A Second Dive into Beethoven’s “Kitchen Sink”

Six more CDs sampled from the Naxos 90-disc every-note-he-wrote collection

After what was mostly a taste of major and personal favorite works a few weeks ago, this installment of reviews from Naxos Records 90-CD ultra-complete Beethoven collection stays mostly off the beaten path. And in sum…it was a whole lot of fun!

From the Orchestral section, disc 6 features overtures, namely “Coriolan,” “Name Day Celebration,” “Leonore” overtures 1 and 3 — and a real rarity, the “Music for a Ballet of the Knights,” WoO 1. They are divided between the Slovak Philharmonic under Stephen Gunzenhauser and the Nicolaus Esterhazy Sinfonia conducted by Bela Drahos. It is most enjoyable, and the real delight was in discovering this earliest (1790) unpublished work of Beethoven, the “Ballet of the Knights.”

The first unexpected revelation of the set came with disc 32, from the Keyboard category. This consists of no fewer than 62 tracks of fragments, arrangements and sketches for piano, coming in at just over 73 minutes. My first hearing (as usual) came in the car, and the overall impression was that I was dreaming of Beethoven music, familiar and new. Since the majority of the fragments are under a minute long, one would just begin to follow an idea, then it would trail off, and then something else entirely came along. Occasionally one would hear an arrangement familiar in a different guise, and it was an endlessly fascinating journey. Some of the longer highlights include: a fragment from a string quintet, completed by Diabelli, a three-minute segment of the opening of the Symphony No. 7, and Beethoven’s two cadenzas for Mozart’s Piano Concerto No. 20.

From the Chamber section, disc 55 was chosen, offering two string quintets. Long immersed in most of Beethoven’s string quartets, I had never managed to get to these works, the first being a C Major work, Op. 29. From 1801, it falls after the breakthrough Op. 18 quartets, and it is easy to fall in love with the piece. This is due in large part to the playing of the Fine Arts Quartet, especially first violin Ralph Evans (Gil Sharon is the guest member on second viola). The companion is the Op. 104 arrangement of the early Op. 1, No. 3 piano trio. In the original the C Minor trio is arresting on its own terms, and one does tend to miss the keyboard part; but there is no quibble again with the Fine Arts and friend’s performance.

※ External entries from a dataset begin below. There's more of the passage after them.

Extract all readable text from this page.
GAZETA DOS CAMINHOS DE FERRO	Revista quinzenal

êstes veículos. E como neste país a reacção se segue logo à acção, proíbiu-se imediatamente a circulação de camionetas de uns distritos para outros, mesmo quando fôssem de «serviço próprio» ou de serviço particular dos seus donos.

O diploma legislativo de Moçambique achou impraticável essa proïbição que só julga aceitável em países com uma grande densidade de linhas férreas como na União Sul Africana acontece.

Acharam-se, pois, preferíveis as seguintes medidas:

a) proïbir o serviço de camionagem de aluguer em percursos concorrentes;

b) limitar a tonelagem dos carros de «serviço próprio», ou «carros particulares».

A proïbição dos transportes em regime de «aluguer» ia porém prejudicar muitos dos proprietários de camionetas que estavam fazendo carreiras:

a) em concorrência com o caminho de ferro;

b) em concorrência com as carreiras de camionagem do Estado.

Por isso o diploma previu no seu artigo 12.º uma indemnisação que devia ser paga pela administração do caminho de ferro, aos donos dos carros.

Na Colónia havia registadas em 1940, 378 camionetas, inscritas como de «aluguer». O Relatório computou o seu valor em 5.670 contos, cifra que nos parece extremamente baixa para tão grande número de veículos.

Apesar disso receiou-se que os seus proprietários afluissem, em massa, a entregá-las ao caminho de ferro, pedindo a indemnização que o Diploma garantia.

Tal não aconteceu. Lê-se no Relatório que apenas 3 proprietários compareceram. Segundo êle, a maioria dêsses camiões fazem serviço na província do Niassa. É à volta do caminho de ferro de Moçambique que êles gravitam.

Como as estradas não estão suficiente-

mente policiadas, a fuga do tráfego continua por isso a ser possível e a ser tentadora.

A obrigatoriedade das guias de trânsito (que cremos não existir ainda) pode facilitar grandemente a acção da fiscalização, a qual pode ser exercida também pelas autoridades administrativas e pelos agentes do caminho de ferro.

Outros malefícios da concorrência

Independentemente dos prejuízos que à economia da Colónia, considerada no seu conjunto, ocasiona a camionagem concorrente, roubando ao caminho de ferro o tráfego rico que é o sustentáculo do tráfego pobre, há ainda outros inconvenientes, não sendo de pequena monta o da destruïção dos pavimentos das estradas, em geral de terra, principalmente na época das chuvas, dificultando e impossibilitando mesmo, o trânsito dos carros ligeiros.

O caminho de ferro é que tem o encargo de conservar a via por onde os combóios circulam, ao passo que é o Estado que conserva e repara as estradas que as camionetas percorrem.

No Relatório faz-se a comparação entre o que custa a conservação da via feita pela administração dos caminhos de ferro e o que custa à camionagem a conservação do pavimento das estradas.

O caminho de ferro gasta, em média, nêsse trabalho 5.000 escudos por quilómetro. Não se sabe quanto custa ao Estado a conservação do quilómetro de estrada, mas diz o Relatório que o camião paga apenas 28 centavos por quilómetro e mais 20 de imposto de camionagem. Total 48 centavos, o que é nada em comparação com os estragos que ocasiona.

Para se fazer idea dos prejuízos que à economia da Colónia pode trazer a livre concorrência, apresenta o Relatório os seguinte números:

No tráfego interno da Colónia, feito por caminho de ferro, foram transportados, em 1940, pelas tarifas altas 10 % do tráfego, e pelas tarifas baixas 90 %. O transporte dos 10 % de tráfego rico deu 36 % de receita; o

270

Disc 68 was picked from the Stage Works, principally for the complete version of the incidental music for Konig Stephan, Op. 117. I have been a fan of the overture of this 1811 work since my freshman year in college, and was intermittently curious about the rest of it. The work is nearly 40 minutes in length, with four different speakers, and is performed by The Key Ensemble, Turku Philharmonic Orchestra and conducted by Leif Segerstam. It prompted me to go to http://www.naxos.com/beethoven250 for more details and text, but there was a problem with the link. The first half of the generous 84-minute disc contains Act II of Fidelio, with a compelling Gosta Windbergh as Florestan and Inga Nielsen his intrepid and faithful wife.

Disc 73 was plucked from the Choral section, and consists mostly of another new work to yours truly, “The Glorious Moment,” Op. 136 of 1814. It is a sort of propaganda work, part of the celebrations and hopeful restoration of a more stable Europe after Napleon’s exile to Elba. The first performance included in the audience the Empress (of Austria, presumably), the Tsarina of Russia and the King of Prussia. The ho-hum text is elevated by Beethoven’s use of a vocal quartet, a children’s chorus, a mixed chorus and large orchestra. Coming in at nearly 40 minutes, it is another fun discovery, and warrants at least a second hearing. The disc is filled out by the fun precursor to the finale of the Ninth Symphony, the “Choral Fantasy,” Op. 80 for five vocalists, piano, chorus and orchestra.

Finally, another lifelong curiosity satisfied, with disc 78 from the Vocal section. This would be the 31 Irish Songs, WoO 152, dating from 1810-1813. The sources of the texts include Robert Burns and Sir Walter Scott, among many less familiar names. Beethoven became involved with George Thomson, who was deeply involved with Haydn and a couple of hundred settings of Scottish songs, before the latter’s advancing age led him to put it aside. Beethoven and Thomson apparently clashed over the ease of performance for amateurs versus musical expression that Beethoven cared about, and on balance, it’s safe to say Beethoven won the battle. Many of the songs include chamber ensembles, with the majority accompanied by piano; all in all, a delightful journey — and there are only another half dozen discs of similar bent!